Indiana is rolling out a sweeping Medicaid financing shakeup that state leaders say is designed to do one big thing: lean on hospitals to bring down their commercial prices. The overhaul will steer more federal and state money to rural and lower‑cost providers while tamping down increases for the state’s highest‑priced systems, a move that could redirect billions in payments across the Hoosier State.
At the center of the plan is a new State Direct Payment program that will send up to $1.866 billion in supplemental Medicaid payments next year to hospitals participating in the Healthy Indiana Plan, Hoosier Healthwise and Hoosier Care Connect, according to Indiana Capital Chronicle. State officials say they have also pushed the Hospital Assessment Fee up to the federal 6% ceiling and shifted the assessment base from patient days to total net patient revenue to support the new structure. Reporting and state documents indicate that hospitals should expect formal assessment notices in the near future.

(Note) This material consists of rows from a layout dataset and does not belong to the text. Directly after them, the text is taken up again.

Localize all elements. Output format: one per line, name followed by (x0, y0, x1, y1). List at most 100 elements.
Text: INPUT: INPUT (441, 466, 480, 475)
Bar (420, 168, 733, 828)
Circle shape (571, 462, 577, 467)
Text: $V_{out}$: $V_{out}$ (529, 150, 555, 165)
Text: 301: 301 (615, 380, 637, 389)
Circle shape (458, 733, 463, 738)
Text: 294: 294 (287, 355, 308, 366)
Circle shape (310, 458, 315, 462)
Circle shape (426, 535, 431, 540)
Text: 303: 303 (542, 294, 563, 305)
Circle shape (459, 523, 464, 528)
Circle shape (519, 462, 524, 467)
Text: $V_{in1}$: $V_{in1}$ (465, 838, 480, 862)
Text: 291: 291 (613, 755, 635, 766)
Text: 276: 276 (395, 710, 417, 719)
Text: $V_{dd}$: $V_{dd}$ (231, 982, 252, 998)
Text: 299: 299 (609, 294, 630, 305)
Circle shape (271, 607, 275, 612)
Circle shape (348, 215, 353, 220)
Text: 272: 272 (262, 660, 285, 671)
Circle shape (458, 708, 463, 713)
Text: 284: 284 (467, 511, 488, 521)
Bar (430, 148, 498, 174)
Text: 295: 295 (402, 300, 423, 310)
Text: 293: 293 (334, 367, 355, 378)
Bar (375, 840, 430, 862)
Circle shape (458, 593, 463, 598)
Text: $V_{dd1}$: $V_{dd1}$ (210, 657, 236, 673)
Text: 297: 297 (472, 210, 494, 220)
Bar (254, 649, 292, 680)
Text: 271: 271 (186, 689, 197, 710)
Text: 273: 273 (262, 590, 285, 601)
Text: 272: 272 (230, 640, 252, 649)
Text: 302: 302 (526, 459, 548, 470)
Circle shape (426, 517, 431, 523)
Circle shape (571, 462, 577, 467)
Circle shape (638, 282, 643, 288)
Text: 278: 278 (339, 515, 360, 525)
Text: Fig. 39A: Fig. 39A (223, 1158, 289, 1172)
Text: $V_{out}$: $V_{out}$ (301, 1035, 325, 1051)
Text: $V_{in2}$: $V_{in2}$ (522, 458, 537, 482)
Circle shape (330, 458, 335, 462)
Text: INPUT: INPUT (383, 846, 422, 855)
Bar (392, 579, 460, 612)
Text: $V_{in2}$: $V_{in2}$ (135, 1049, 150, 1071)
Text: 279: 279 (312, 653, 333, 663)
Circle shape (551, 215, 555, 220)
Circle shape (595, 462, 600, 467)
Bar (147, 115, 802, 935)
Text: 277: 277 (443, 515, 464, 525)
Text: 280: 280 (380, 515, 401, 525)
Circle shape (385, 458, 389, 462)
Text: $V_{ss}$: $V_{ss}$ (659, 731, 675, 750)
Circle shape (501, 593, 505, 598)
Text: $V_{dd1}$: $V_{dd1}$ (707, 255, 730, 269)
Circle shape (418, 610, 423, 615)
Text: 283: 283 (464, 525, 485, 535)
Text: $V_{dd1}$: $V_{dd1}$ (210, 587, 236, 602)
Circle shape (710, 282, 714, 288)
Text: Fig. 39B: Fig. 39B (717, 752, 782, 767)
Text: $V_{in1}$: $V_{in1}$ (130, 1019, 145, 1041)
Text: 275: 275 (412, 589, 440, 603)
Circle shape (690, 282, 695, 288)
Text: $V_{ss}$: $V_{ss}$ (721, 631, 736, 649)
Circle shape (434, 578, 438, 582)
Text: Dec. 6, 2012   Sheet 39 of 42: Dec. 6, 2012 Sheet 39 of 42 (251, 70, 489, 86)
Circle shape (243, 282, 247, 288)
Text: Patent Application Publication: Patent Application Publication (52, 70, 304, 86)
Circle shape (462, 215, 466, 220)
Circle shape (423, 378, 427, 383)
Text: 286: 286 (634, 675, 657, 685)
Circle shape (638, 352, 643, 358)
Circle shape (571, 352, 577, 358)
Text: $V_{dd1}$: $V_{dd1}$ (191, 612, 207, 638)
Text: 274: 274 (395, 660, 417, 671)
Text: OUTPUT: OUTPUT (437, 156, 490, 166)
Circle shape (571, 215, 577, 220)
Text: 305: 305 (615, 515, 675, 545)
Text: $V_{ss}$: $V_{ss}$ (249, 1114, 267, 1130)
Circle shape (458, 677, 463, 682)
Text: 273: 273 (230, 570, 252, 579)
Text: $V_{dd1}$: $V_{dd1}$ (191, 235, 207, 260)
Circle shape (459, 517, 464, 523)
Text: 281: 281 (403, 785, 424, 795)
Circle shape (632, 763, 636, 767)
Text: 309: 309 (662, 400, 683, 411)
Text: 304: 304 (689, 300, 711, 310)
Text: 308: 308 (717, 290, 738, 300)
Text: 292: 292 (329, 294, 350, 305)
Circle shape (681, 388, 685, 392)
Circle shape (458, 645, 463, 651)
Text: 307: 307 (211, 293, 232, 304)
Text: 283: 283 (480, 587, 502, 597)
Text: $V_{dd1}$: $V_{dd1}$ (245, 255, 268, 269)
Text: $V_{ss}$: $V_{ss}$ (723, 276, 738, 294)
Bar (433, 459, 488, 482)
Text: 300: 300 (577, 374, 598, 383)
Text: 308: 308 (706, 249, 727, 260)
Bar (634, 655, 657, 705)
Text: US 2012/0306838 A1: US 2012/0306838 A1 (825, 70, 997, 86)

“This is the first time Medicaid has ever been used like this,” FSSA Secretary Mitch Roob told the Indiana Capital Chronicle. Under the plan, hospitals will be sorted into tiers based on their average commercial rates, with different Medicaid reimbursement levels attached. Public rural and critical access hospitals could see increases up to roughly 158% of current fee schedules, other lower‑priced hospitals about 155%, while the highest‑priced systems would be held closer to 125%. State officials say psychiatric facilities and hospitals without a calculated average commercial rate will fall into separate categories with more modest increases.
How the payment model works
The new approach is a type of state‑directed payment arrangement that must be reviewed and approved at the federal level. CMS maintains a public preprints page that lists approved state directed payment preprints and offers guidance on how these models work. According to federal and state reporting, CMS signed off on a revamped Hospital Assessment Fee in late April and approved the State Directed Payment framework in early May, clearing the way for implementation this calendar year. Under the mechanism, assessment revenue is rolled into specific payment terms that are baked into managed‑care capitation rates instead of arriving as separate one‑time checks.
Hospitals and lawmakers react
Hospital leaders warn that rearranging how Medicaid dollars flow could put added strain on already fragile operations, especially at smaller and rural facilities. Local reporting that republished coverage of a January news briefing noted executives describing razor‑thin operating margins and pointing out that some hospitals have already trimmed services or warned of possible closures without policy changes. Lawmakers from both parties are expected to push for more detail once the assessment notices hit inboxes and boards start running the numbers.
Why it matters for budgets and patients
State officials frame the overhaul as an attempt to slow the rapid growth of Medicaid spending. Indiana’s Medicaid appropriations have climbed sharply over the last decade and have averaged yearly increases near 9.5%, according to local reporting. The FSSA’s own budget forecasts, highlighted in a December state release from the agency, stress that reining in that growth is critical to protecting other state priorities and keeping the program sustainable. Supporters argue the plan goes after high commercial hospital prices rather than patient access, while critics worry that squeezing large systems financially could eventually ripple into services and staffing.
Roob discussed the reforms on ChicagoLIVE, saying the administration hopes the new payment structure will deliver lasting price discipline from hospital systems while channeling additional support to rural providers, according to a video interview hosted by Fox 32 Chicago. For now, state officials and hospital groups are bracing for the first round of assessment notices and watching the early months of payments to see whether the policy actually slows commercial price growth or simply reshuffles which hospitals get the bigger slice of Indiana’s Medicaid dollars.